Benedict Leca, exhibition curator, and Judith F. Dolkart, former Barnes curator, discuss a painting in the exhibition "The World Is an Apple: The Still Lifes of Paul Cézanne."
Benedict Leca, exhibition curator, and Judith F. Dolkart, former Barnes curator, discuss a painting in the exhibition "The World Is an Apple: The Still Lifes of Paul Cézanne." (MICHAEL S. WIRTZ / Staff Photographer)
Posted: June 13, 2014

It may seem a little like bringing coals to Newcastle, but the small show of Cézanne still-life paintings soon to open at the Barnes Foundation is more like bringing a shiny apple to school.

In fact, it's a lot like bringing many apples to school - along with a skull or two.

"The World Is an Apple: The Still Lifes of Paul Cézanne" opens in the Barnes' special exhibition space on June 22 and runs through Sept. 22 before traveling to the Art Gallery of Hamilton in Ontario, where it will be a centerpiece of the gallery's 2014 centennial exhibition season.

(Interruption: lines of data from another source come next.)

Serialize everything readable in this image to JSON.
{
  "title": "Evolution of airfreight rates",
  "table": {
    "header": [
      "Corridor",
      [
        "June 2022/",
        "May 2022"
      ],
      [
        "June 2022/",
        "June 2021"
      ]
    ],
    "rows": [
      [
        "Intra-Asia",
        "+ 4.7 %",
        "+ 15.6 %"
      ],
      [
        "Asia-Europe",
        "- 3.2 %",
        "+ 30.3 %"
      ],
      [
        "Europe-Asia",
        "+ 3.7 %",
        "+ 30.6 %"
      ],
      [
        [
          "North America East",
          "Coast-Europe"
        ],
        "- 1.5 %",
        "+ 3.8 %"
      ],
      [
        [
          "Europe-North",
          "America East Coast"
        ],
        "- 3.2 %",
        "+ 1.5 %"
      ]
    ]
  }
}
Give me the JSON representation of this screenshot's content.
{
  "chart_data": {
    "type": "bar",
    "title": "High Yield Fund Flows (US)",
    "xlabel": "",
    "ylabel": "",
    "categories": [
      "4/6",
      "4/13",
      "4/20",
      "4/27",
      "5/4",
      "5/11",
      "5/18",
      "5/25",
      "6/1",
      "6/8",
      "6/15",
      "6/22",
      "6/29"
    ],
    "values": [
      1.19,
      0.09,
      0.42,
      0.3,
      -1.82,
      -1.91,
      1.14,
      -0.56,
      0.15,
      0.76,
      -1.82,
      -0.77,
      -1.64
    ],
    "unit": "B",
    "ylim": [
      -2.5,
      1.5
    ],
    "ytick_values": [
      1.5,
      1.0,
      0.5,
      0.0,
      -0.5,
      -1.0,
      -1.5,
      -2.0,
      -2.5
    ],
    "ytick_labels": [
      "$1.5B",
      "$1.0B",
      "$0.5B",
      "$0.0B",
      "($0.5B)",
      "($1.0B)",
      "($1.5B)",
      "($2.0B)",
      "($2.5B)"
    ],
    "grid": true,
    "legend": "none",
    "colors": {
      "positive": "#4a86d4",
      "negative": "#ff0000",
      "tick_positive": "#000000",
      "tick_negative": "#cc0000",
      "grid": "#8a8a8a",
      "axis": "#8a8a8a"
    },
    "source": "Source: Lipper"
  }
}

It's a compact show, just 21 paintings - 20 oils and a watercolor - borrowed from museums and private collections around the world. Apples and fruit abound, but so do vases of flowers, the aforementioned skulls (one borrowed from the Detroit Institute of Art), and wine bottles aplenty. All on exhibition at the Barnes Foundation, famous, in part, for its vast Cézanne holdings.

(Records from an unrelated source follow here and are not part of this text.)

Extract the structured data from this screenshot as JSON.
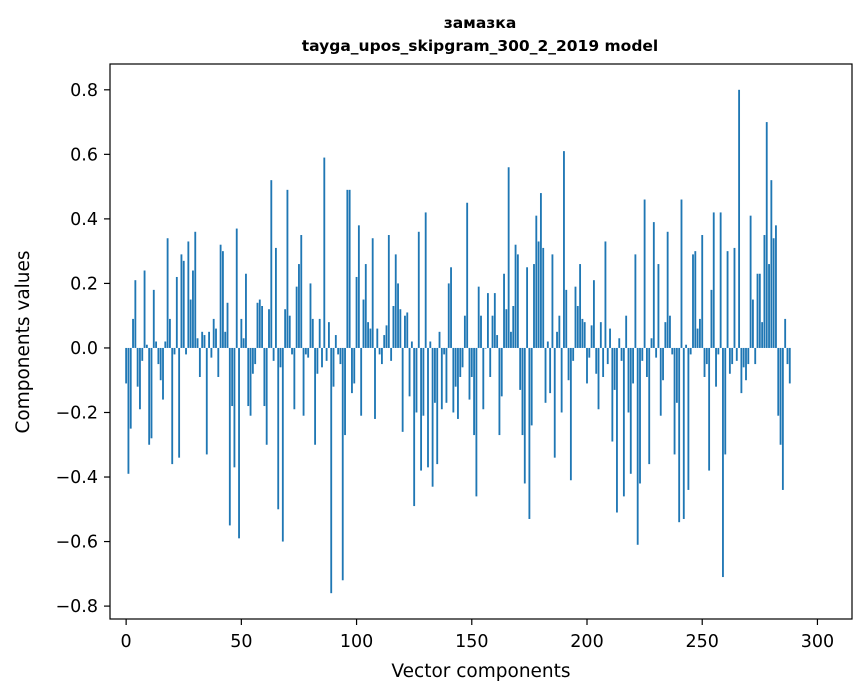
{
  "chart_data": {
    "type": "bar",
    "title": "замазка",
    "subtitle": "tayga_upos_skipgram_300_2_2019 model",
    "xlabel": "Vector components",
    "ylabel": "Components values",
    "xlim": [
      -7,
      315
    ],
    "ylim": [
      -0.84,
      0.88
    ],
    "xticks": [
      0,
      50,
      100,
      150,
      200,
      250,
      300
    ],
    "yticks": [
      -0.8,
      -0.6,
      -0.4,
      -0.2,
      0.0,
      0.2,
      0.4,
      0.6,
      0.8
    ],
    "ytick_labels": [
      "−0.8",
      "−0.6",
      "−0.4",
      "−0.2",
      "0.0",
      "0.2",
      "0.4",
      "0.6",
      "0.8"
    ],
    "bar_color": "#1f77b4",
    "grid": false,
    "values": [
      -0.11,
      -0.39,
      -0.25,
      0.09,
      0.21,
      -0.12,
      -0.19,
      -0.04,
      0.24,
      0.01,
      -0.3,
      -0.28,
      0.18,
      0.02,
      -0.05,
      -0.1,
      -0.16,
      0.02,
      0.34,
      0.09,
      -0.36,
      -0.02,
      0.22,
      -0.34,
      0.29,
      0.27,
      -0.02,
      0.33,
      0.15,
      0.24,
      0.36,
      0.03,
      -0.09,
      0.05,
      0.04,
      -0.33,
      0.05,
      -0.03,
      0.09,
      0.06,
      -0.09,
      0.32,
      0.3,
      0.05,
      0.14,
      -0.55,
      -0.18,
      -0.37,
      0.37,
      -0.59,
      0.09,
      0.03,
      0.23,
      -0.18,
      -0.21,
      -0.08,
      -0.05,
      0.14,
      0.15,
      0.13,
      -0.18,
      -0.3,
      0.12,
      0.52,
      -0.04,
      0.31,
      -0.5,
      -0.06,
      -0.6,
      0.12,
      0.49,
      0.1,
      -0.02,
      -0.19,
      0.19,
      0.26,
      0.35,
      -0.21,
      -0.02,
      -0.03,
      0.2,
      0.09,
      -0.3,
      -0.08,
      0.09,
      -0.06,
      0.59,
      -0.04,
      0.08,
      -0.76,
      -0.12,
      0.04,
      -0.02,
      -0.05,
      -0.72,
      -0.27,
      0.49,
      0.49,
      -0.14,
      -0.11,
      0.22,
      0.38,
      -0.21,
      0.15,
      0.26,
      0.08,
      0.06,
      0.34,
      -0.22,
      0.06,
      -0.02,
      -0.05,
      0.04,
      0.07,
      0.35,
      -0.04,
      0.13,
      0.29,
      0.2,
      0.12,
      -0.26,
      0.1,
      0.11,
      -0.15,
      0.02,
      -0.49,
      -0.2,
      0.36,
      -0.38,
      -0.21,
      0.42,
      -0.37,
      0.02,
      -0.43,
      -0.17,
      -0.36,
      0.05,
      -0.19,
      -0.02,
      -0.17,
      0.2,
      0.25,
      -0.2,
      -0.12,
      -0.22,
      -0.09,
      -0.06,
      0.1,
      0.45,
      -0.16,
      -0.09,
      -0.27,
      -0.46,
      0.19,
      0.1,
      -0.19,
      0.0,
      0.17,
      -0.09,
      0.1,
      0.17,
      0.04,
      -0.27,
      -0.15,
      0.23,
      0.12,
      0.56,
      0.05,
      0.13,
      0.32,
      0.29,
      -0.13,
      -0.27,
      -0.42,
      0.25,
      -0.53,
      -0.24,
      0.26,
      0.41,
      0.33,
      0.48,
      0.31,
      -0.17,
      0.02,
      -0.14,
      0.29,
      -0.34,
      0.05,
      0.1,
      -0.2,
      0.61,
      0.18,
      -0.1,
      -0.41,
      -0.04,
      0.19,
      0.13,
      0.26,
      0.09,
      0.08,
      -0.11,
      -0.03,
      0.07,
      0.21,
      -0.08,
      -0.19,
      0.08,
      -0.09,
      0.33,
      -0.05,
      0.06,
      -0.29,
      -0.13,
      -0.51,
      0.03,
      -0.04,
      -0.46,
      0.1,
      -0.2,
      -0.39,
      -0.11,
      0.29,
      -0.61,
      -0.42,
      -0.04,
      0.46,
      -0.09,
      -0.36,
      0.03,
      0.39,
      -0.03,
      0.26,
      -0.21,
      -0.1,
      0.08,
      0.36,
      0.1,
      -0.02,
      -0.33,
      -0.17,
      -0.54,
      0.46,
      -0.53,
      0.01,
      -0.44,
      -0.02,
      0.29,
      0.3,
      0.06,
      0.09,
      0.35,
      -0.09,
      -0.05,
      -0.38,
      0.18,
      0.42,
      -0.12,
      -0.02,
      0.42,
      -0.71,
      -0.33,
      0.3,
      -0.08,
      -0.05,
      0.31,
      -0.04,
      0.8,
      -0.14,
      -0.06,
      -0.1,
      -0.05,
      0.41,
      0.15,
      -0.05,
      0.23,
      0.23,
      0.08,
      0.35,
      0.7,
      0.26,
      0.52,
      0.34,
      0.38,
      -0.21,
      -0.3,
      -0.44,
      0.09,
      -0.05,
      -0.11
    ]
  }
}
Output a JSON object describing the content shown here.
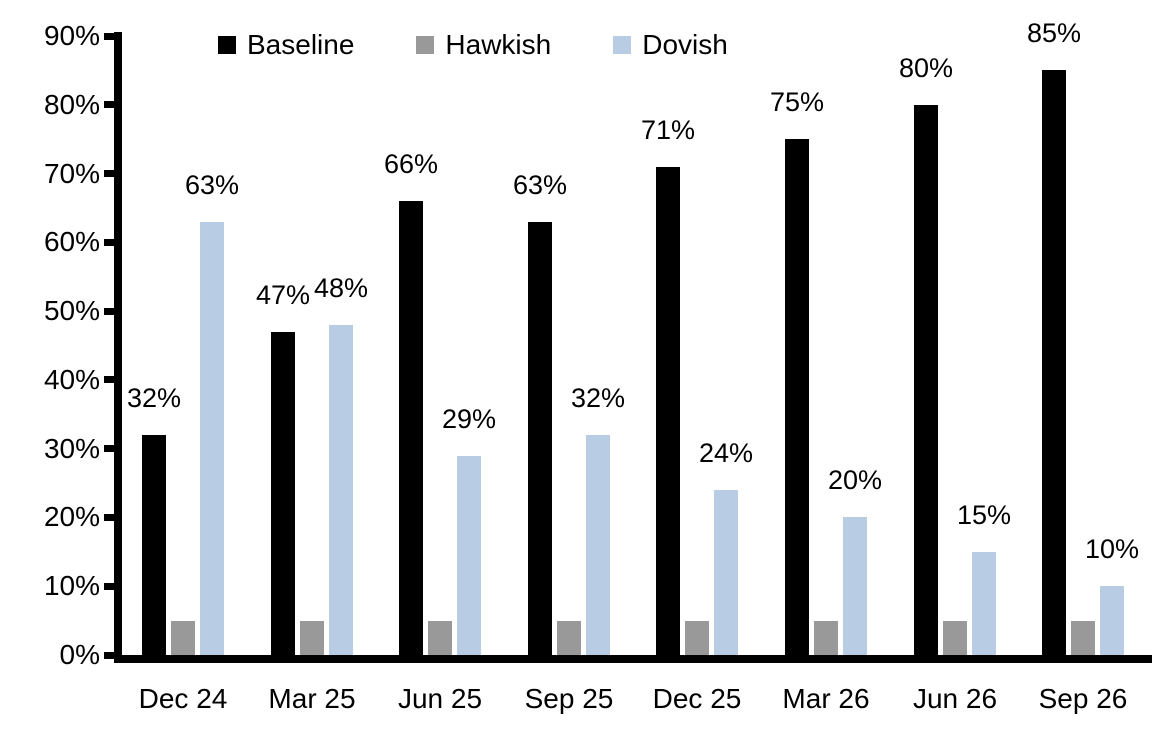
{
  "chart_data": {
    "type": "bar",
    "title": "",
    "xlabel": "",
    "ylabel": "",
    "categories": [
      "Dec 24",
      "Mar 25",
      "Jun 25",
      "Sep 25",
      "Dec 25",
      "Mar 26",
      "Jun 26",
      "Sep 26"
    ],
    "series": [
      {
        "name": "Baseline",
        "color": "#000000",
        "values": [
          32,
          47,
          66,
          63,
          71,
          75,
          80,
          85
        ],
        "labels": [
          "32%",
          "47%",
          "66%",
          "63%",
          "71%",
          "75%",
          "80%",
          "85%"
        ],
        "show_labels": true
      },
      {
        "name": "Hawkish",
        "color": "#999999",
        "values": [
          5,
          5,
          5,
          5,
          5,
          5,
          5,
          5
        ],
        "labels": [],
        "show_labels": false
      },
      {
        "name": "Dovish",
        "color": "#B8CCE4",
        "values": [
          63,
          48,
          29,
          32,
          24,
          20,
          15,
          10
        ],
        "labels": [
          "63%",
          "48%",
          "29%",
          "32%",
          "24%",
          "20%",
          "15%",
          "10%"
        ],
        "show_labels": true
      }
    ],
    "y_ticks": [
      "90%",
      "80%",
      "70%",
      "60%",
      "50%",
      "40%",
      "30%",
      "20%",
      "10%",
      "0%"
    ],
    "ylim": [
      0,
      90
    ],
    "y_tick_step": 10,
    "legend_position": "top",
    "grid": false,
    "axis_color": "#000000",
    "background_color": "#ffffff",
    "label_format": "percent"
  }
}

"Cézanne has been done in every which way," said Benedict Leca, director of curatorial affairs at the Hamilton art gallery, who conceived of the show and pulled it together. "There have been a series of exhibitions tracing his career, exploring his context, looking at his technique. . . . But there has never been an exhibition of Cézanne still-life paintings. This is one aspect of his work that hasn't been treated."

Judith F. Dolkart, the Barnes curator who worked with Leca on the show but has since departed from the Barnes to become director of the Addison Gallery of American Art in Andover, Mass., noted that the Barnes collection holds 69 canvases by Cézanne - landscapes and portraits, along with 16 still lifes. (The Barnes has created a new audio guide for its Cézannes.)

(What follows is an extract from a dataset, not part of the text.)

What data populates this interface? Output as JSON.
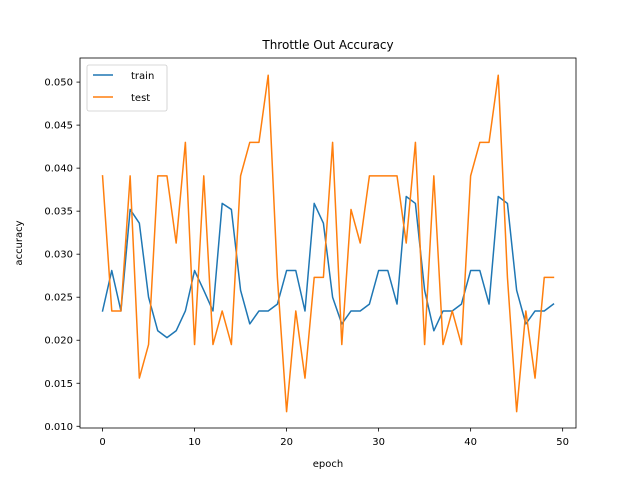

"In the Barnes," Dolkart said, "we have the breadth of his production." With this show, visitors will be able to look at a segment of the postimpressionist's work and explore it in depth, she noted.

Plus, particular works in the "Apple" exhibition are closely related to works in the Barnes' permanent collection.

"There are brother and sister works," she said.

Leca, who edited the exhibition's hefty 240-page catalog, argued that while there never has been a Cézanne show exclusively exploring his still-life compositions, it is the genre in which Cézanne "has the most control and is the most experimental."

Moving closer to a canvas showing a yellow table thrusting to the foreground, and several scattered apples, an ochre pitcher, a bunched drapery to the left, and indefinite but close space behind, Leca showed exactly how Cézanne used the still-life genre to experiment with space and form.

"People talk about his structure and stability," Leca said, pointing to the canvas. "Look at the way this painting is divided - the open background, the accretion of objects. . . . That kind of arrangement allows him to create this composition, which is simple on the one hand and highly thought through on the other."

It so happens, Dolkart said, that the canvas in question, Pitcher and Fruits on a Table (1893-95), was once owned by Albert Barnes, collector extraordinaire and progenitor of the foundation. He swapped it, probably for another Cézanne, but records are unclear which painting in the foundation's collection can be traced to the swap. ( Pitcher and Fruits is now in a private collection.)

"It's interesting to see it," Dolkart said, "not among its former family members."

Apples abound in this small show, obviously, but so do certain specific objects, and a visitor becomes familiar with the ochre pitcher, the blue-rimmed dish, the yellow table, the ginger jar. Cézanne used them over and over again, combining them in ever-more-carefully constructed arrangements.

These objects are also seen in the Barnes collection, like old vagabond friends moving from house to house.

"The table is a familiar player," Dolkart said. "The blue-edge plate is seen in many works. The ginger jar is in the galleries. It's so interesting how he's constantly rearranging them. We call them 'characters.' "

Leca said the Barnes is the ideal place to view these "characters" and to understand how Cézanne worked and reworked them into domestic landscapes of apples rising and massing like mountains; tabletops upturning into a hazy horizon; voluptuous, peasantlike bottles towering over fallen fruits.

"Philadelphia is one of the epicenters of Cézanne studies," Leca said. "I can't think of a better place for this than Philadelphia. An historic first show of Cézanne still lifes at the Barnes Foundation - it all came together."


The World Is an Apple: The Still Lifes of Paul Cézanne

June 22-Sept. 22 at the Barnes Foundation, 20th Street and the Parkway.